A real valued tetration like that would not agree with the limit formula from https://math.eretrandre.org/tetrationfor...42#pid4442. However there might be a complex valued one that does! How would that tetration behave? Also the main point of this thread was going to be about approximation(s) of convergent hyperoperations that become better and better as the rank goes up, like how when 1<a<η a^^x can be approximated better and better as x becomes bigger and bigger by LambertW(-ln(a))/ln(a)-b*LambertW(-ln(a))^x. Where b=lim k→∞ (LambertW(-ln(a))/ln(a)-a^^x)/LambertW(-ln(a))^x. It might be that as x grows larger and larger for some a a[x]b converges exponentially to a for any b. sqrt(2)+2~3.414. sqrt(2)*2~2.828. sqrt(2)^2=2. sqrt(2)^^2~1.633. sqrt(2)^^^2~1.520. They do seem to converge. How would we approximate the convergence as x grows larger and larger of a[x]b as a function continuous in terms of the x variable that becomes better and better as x grows larger and larger, when a[x]b converges? Even if a>η (Resulting in a non-real valued tetration.) a[x]b, for any b may converge with larger and larger x.

Hey,

So it's known that:

\[
\lim_{n\to\infty} \sqrt{2} \uparrow^n x \to \sqrt{2}\\
\]

As \(n\to\infty\) and \(x > 1\) (it gets a little wonky for \(0 < x <1\)). This is actually the basis of my fractional calculus approach to semi-operators. This is assuming we are taking the standard Schroder iteration.
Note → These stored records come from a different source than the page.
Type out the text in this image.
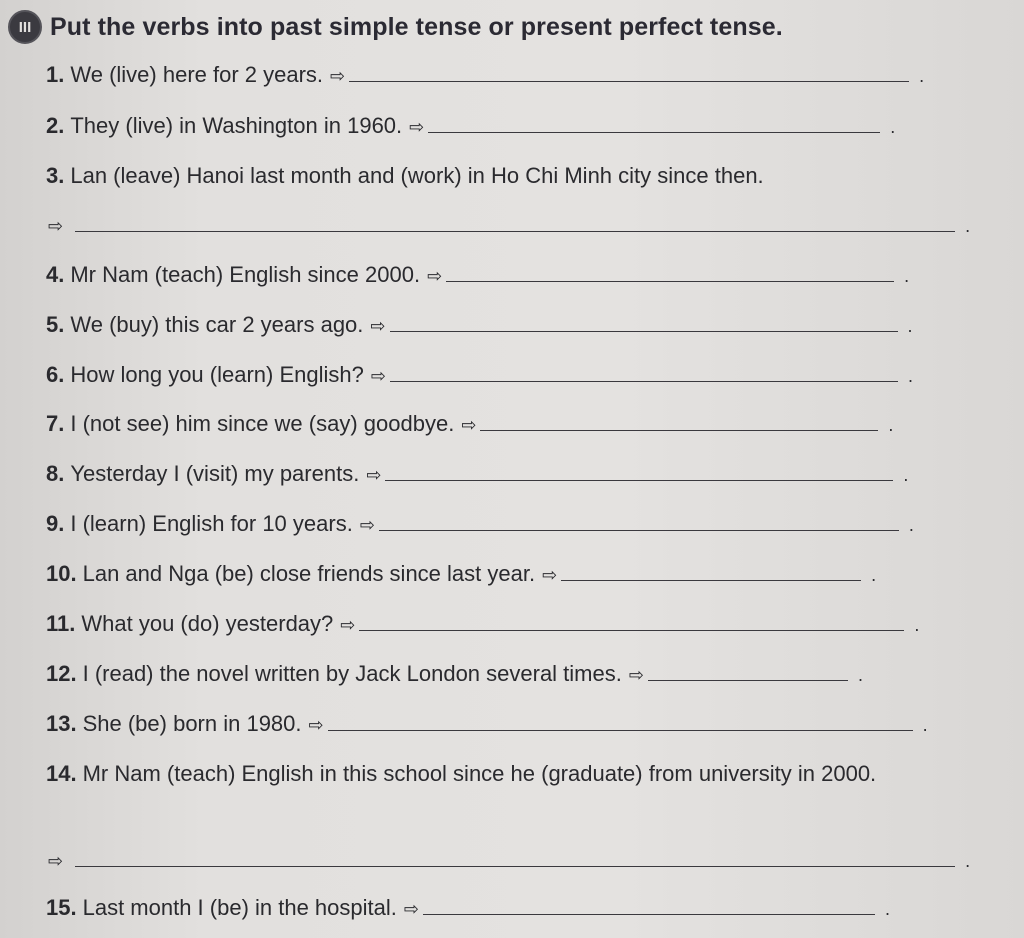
III Put the verbs into past simple tense or present perfect tense.
1. We (live) here for 2 years. ⇨	.
2. They (live) in Washington in 1960. ⇨	.
3. Lan (leave) Hanoi last month and (work) in Ho Chi Minh city since then.
⇨	.
4. Mr Nam (teach) English since 2000. ⇨	.
5. We (buy) this car 2 years ago. ⇨	.
6. How long you (learn) English? ⇨	.
7. I (not see) him since we (say) goodbye. ⇨	.
8. Yesterday I (visit) my parents. ⇨	.
9. I (learn) English for 10 years. ⇨	.
10. Lan and Nga (be) close friends since last year. ⇨	.
11. What you (do) yesterday? ⇨	.
12. I (read) the novel written by Jack London several times. ⇨	.
13. She (be) born in 1980. ⇨	.
14. Mr Nam (teach) English in this school since he (graduate) from university in 2000.
⇨	.
15. Last month I (be) in the hospital. ⇨	.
If you take \(1 \le \alpha \le \eta\):

\[
\alpha \uparrow^n z \to \alpha\\
\]

For \(\Re(z) >1-\delta\).

Now, the idea would be to approximate this limit (it converges geometrically, was never able to make an estimate of how fast, geometrically). Then we'd want to interpolate:

\[
\vartheta_n(w,z) = \sum_{k=0}^\infty \left(\alpha \uparrow^{n+k} z\right) \frac{w^k}{k!} \to \alpha e^{w}\,\,\text{as}\,\,n\to\infty\\
\]

Then, the fractional iteration:

\[
\frac{d^s}{dw^s}\Big{|}_{w=0} \vartheta_n(w,z) = \alpha \uparrow^{n+s} z\\
\]

It's very difficult to numerically evaluate, but many arguments were showing it should converge. I hit a brick wall though which stopped me from continuing this approach.

---

And as I said, the complex tetration that agrees with this limit is the standard Schroder iteration about which ever fixed point you want.

So if we take this limit about \(L\) where \(e^L = L\), then the Schroder function satisfies:

\[
\begin{align*}
\Psi(e^z) &= e^L \cdot \Psi(z)\\
\Psi(L) &= 0\\
\end{align*}
\]

Then, inverting this function to get \(\Psi^{-1}\), which is entire, there exists countably infinite \(s_0 \in \mathbb{C}\), such that:

\[
\text{tet}(s) = \Psi^{-1}(e^{L(s-s_0)})\\
\]

This iteration will equal the one in the link you suggested, provided what \(s_0\) we choose.

The trouble then becomes, which value of \(s_0\) and which fixed point, but there are countable solutions to tetration. None will be real valued though.

---

If you view this as an iteration instead, this solves for:

\[
\exp^{\circ s}(z)\\
\]

When \(|z-L| < \delta\), for what ever \(L\) you want. You can actually identify this from the limit formula. The parameter \(n\) is only used in the exponent of \(f'(u)\) where \(u\) is close to \(L\). We can effectively set this to \(L\), as it's only getting closer (wlog because repelling/attracting about a fixed point is the same thing--can be treated as attracting). So the exponent looks like \(e^{Ln}\). This has a period \(2\pi i/L\) in \(n\), and there is only one iteration per period, and since the Schroder iteration has this period, it's just the Schroder iteration.

---

It's a really nifty formula, but I'm not sure how it enlightening it is to the general theory.